Performance of NaCL vs. PNaCL
May 30, 2014
Since I am now able to build my experimental vector-based mathematics application Osoasso using Portable Native Client (PNaCL) with exceptions enabled, I decided to test the performance of PNaCL.
A confession
I chose to test the performance of Native Client (NaCL) and PNaCL by multiplying two \(nxn\) matrices, with \(n=1024\). The Osoasso code can use multiple threads, but I must confess that my current matrix multiplication implementation does not scale well. In fact, it scales only to about three threads, so these numbers are not nearly as good as they could be. Still, they do provide an interesting comparison between NaCL and PNaCL, at least in my code base.

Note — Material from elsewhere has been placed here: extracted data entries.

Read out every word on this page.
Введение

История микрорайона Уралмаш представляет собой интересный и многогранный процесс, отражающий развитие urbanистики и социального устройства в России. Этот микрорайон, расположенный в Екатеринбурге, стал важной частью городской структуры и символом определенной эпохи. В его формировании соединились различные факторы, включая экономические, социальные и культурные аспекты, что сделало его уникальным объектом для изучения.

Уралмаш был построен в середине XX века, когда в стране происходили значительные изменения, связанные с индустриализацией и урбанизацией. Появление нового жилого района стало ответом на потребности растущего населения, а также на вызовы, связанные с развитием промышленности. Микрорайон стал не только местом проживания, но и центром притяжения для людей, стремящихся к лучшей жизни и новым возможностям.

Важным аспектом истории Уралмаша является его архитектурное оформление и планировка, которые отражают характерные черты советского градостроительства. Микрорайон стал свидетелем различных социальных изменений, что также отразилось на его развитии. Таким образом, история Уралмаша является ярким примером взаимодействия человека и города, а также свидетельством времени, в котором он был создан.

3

I ran both tests on two machines, a dual core Intel T2050 1.6 GHz laptop and an Intel Xeon X5675 3.7GHz with 12 cores. On the former machine, I used two threads, on the latter machine I used three threads.
NaCL performance
I multiplied the same two matrices made up of randomly generated double values five times using version 19 of Osoasso. This version is built with the NaCL newlib tool chain, and it requires the Native Client flag be enabled in Chrome. Here are the results:
Machine | Intel T2050 1.6 GHz | Intel Xeon X5675 3.7GHz |
---|---|---|
Run 1 | 40.6093 | 8.76589 |
Run 2 | 40.636 | 8.9953 |
Run 3 | 41.5904 | 9.111 |
Run 4 | 40.756 | 9.11112 |
Run 5 | 40.81 | 8.84316 |
Average | 40.88034 | 8.965294 |
MFLOPS | 52.531 | 239.533 |
PNaCL performance
Again, I multiplied the same two matrices made up of randomly generated double values five times using version 20 of Osoasso. This version is built with the PNaCL tool chain, and it does not require the Native Client flag be enabled in Chrome. Here are the results:
Machine | Intel T2050 1.6 GHz | Intel Xeon X5675 3.7GHz |
---|---|---|
Run 1 | 47.2024 | 7.48539 |
Run 2 | 47.8889 | 8.73858 |
Run 3 | 49.0555 | 8.94701 |
Run 4 | 47.7729 | 8.91277 |
Run 5 | 48.9688 | 9.01714 |
Average | 48.1777 | 8.620178 |
MFLOPS | 44.574 | 249.123 |
Comparison
These results present a mixed bag. While the performance of PNaCL was consistently worse on an older, dual-core laptop, it performed slightly better on a Xeon processor. For my experimental application at least, the cost of using PNaCL seems to be worth the benefit of portability. Now that the PNaCL build is the default for Osoasso, it can run in Chrome without the need to enable special flags.